Ken Russell: The Great Composers/The Great Passions 2016. GB. Blu-ray/DVD dual format. BFI. 210/198 mins, £22.99 each.
About the reviewer: John Hill is Professor of Media at Royal Holloway, University of London. Hill’s research and writing has focused on a variety of areas including film and television history, national and regional cinemas, the film industry, film policy and the politics of film and television. He is the author of Sex, Class and Realism: British Cinema 1956-63 (1986), British Cinema in the 1980s (1999), Cinema and Northern Ireland: Film, Culture and Politics (2006) and Ken Loach: The Politics of Film and Television (2011), as well as co-editor (with Christophe Van Eecke and Karel Vanhaesebrouck) of a special issue of the Journal of British Cinema and Television on Ken Russell (2015). He is currently leading the AHRC-funded research project on The History of Forgotten Television Drama in the UK.

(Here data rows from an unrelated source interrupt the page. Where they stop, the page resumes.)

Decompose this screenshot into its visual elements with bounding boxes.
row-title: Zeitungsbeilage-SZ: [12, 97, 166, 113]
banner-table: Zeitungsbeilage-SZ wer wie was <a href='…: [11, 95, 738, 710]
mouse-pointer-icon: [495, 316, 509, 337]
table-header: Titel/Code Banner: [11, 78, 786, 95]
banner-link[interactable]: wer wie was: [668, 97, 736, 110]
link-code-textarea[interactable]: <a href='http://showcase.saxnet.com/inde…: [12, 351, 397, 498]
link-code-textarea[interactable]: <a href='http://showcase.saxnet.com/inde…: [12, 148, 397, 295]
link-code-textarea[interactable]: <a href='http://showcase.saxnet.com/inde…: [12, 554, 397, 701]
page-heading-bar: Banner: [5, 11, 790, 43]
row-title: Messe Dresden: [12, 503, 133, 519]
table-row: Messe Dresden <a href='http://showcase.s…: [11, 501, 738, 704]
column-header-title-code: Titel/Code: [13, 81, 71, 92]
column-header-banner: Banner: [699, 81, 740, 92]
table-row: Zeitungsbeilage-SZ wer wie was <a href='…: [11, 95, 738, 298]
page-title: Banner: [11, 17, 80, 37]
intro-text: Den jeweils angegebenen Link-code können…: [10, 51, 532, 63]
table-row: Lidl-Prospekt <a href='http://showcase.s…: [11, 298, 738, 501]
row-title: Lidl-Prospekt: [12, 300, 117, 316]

The work of the British film director Ken Russell (1927-2011) has tended to divide critical opinion. This is evident, for example, in the reactions to many of his most famous feature films – such as The Music Lovers (1970), The Devils (1971), Mahler (1974) and Tommy (1975) – which have either been applauded for their visual zest and departure from the norms of British social realism or denigrated for their lack of restraint, vulgarity and bad taste. This has also affected how Russell’s preceding career in television has been understood. On the one hand, Russell’s work for television has been regarded as primarily an ‘apprenticeship’ for the feature film work to follow; on the other hand, Russell’s work for cinema has been held to constitute something of a ‘fall from grace’ once he was free of the disciplines that working for the BBC had provided.
However, for a long time, such arguments have relied upon a relatively slender evidence base given the difficulty of actually seeing the full range of work for which Russell was responsible at the BBC. The BFI did release Elgar (1962) and Song of Summer (1968) about the composer Delius, in the early 2000s but the majority of the works in these two new collections - The Debussy Film (1965), Always on Sunday (1965), Isadora (1966) and Dante's Inferno (1968) - are released on DVD in the UK for the first time, having previously only been available in the US due to copyright issues.
As such, they provide a significant – though not comprehensive - introduction to the range and quality of the material made by Russell for television during this period. Russell joined the BBC in 1959 when he was recruited to make short films (shot on 35mm) for the arts magazine programme Monitor (1958-65) and then its replacement Omnibus (1967-2002). His first contribution to Monitor was a 12-minute film on the poet John Betjeman, Poet’s London (1959) but was swiftly followed by a dizzying range of programmes concerned with composers, painters, writers and performers that both extended and subverted the very idea of the arts documentary.
For while they were labelled documentaries (or ‘television biographies’), the main impulse underlying Russell’s films lay in the direction of drama and authorial self-expression. This, in turn, led to recurring debates within the BBC and the press about the legitimacy of mixing ‘fact’ and ‘fiction’ in such works and the ‘fairness’ of how artists and composers were treated. Although Russell was permitted to make use of actors, initially they did not, as may be seen in Elgar, speak and the use of close-ups was also avoided. The turning-point, in this regard, might be said to have been reached with The Debussy Film which took advantage of the conceit of making a film about a film unit making a film about Debussy to circumvent the restrictions on the use of actors.
Its Fellini-like, self-reflexive structure also located it within the ambit of the art film and licensed Russell’s growing taste for subjective interpretation and flights of fantasy over documentary reconstruction and biographical fact. Indeed, in the case of Isadora, dealing with the dancer Isadora Duncan, the director, as a result of copyright problems, was prevented from drawing on a number of actual events in Duncan’s life for which he was then obliged to find imaginatively staged allegorical equivalents. This methodology was ultimately to bring Russell’s relationship to the BBC to an end following the controversy over his Omnibus film Dance of the Seven Veils (1970), which made use of grotesquerie and satire to portray the composer Richard Strauss as a self-styled ‘superman’ and Nazi sympathiser.
Although Dance of the Seven Veils is not included on these discs, what has been released is still enormously welcome. It clearly establishes the considerable stature of Russell’s work for television, independent of his work for cinema, and demonstrates the complex way in which it straddles drama and documentary, realism and fantasy, high culture and popular culture and the aesthetics of both film and television. As such, these collections will be of great value to teachers, researchers and students interested not only in the history of television documentary and drama-documentary but also television drama, costume drama and the biopic. They should also help to re-focus the debates about Russell himself and broaden the prism through which his achievements - as well as his failures - are assessed.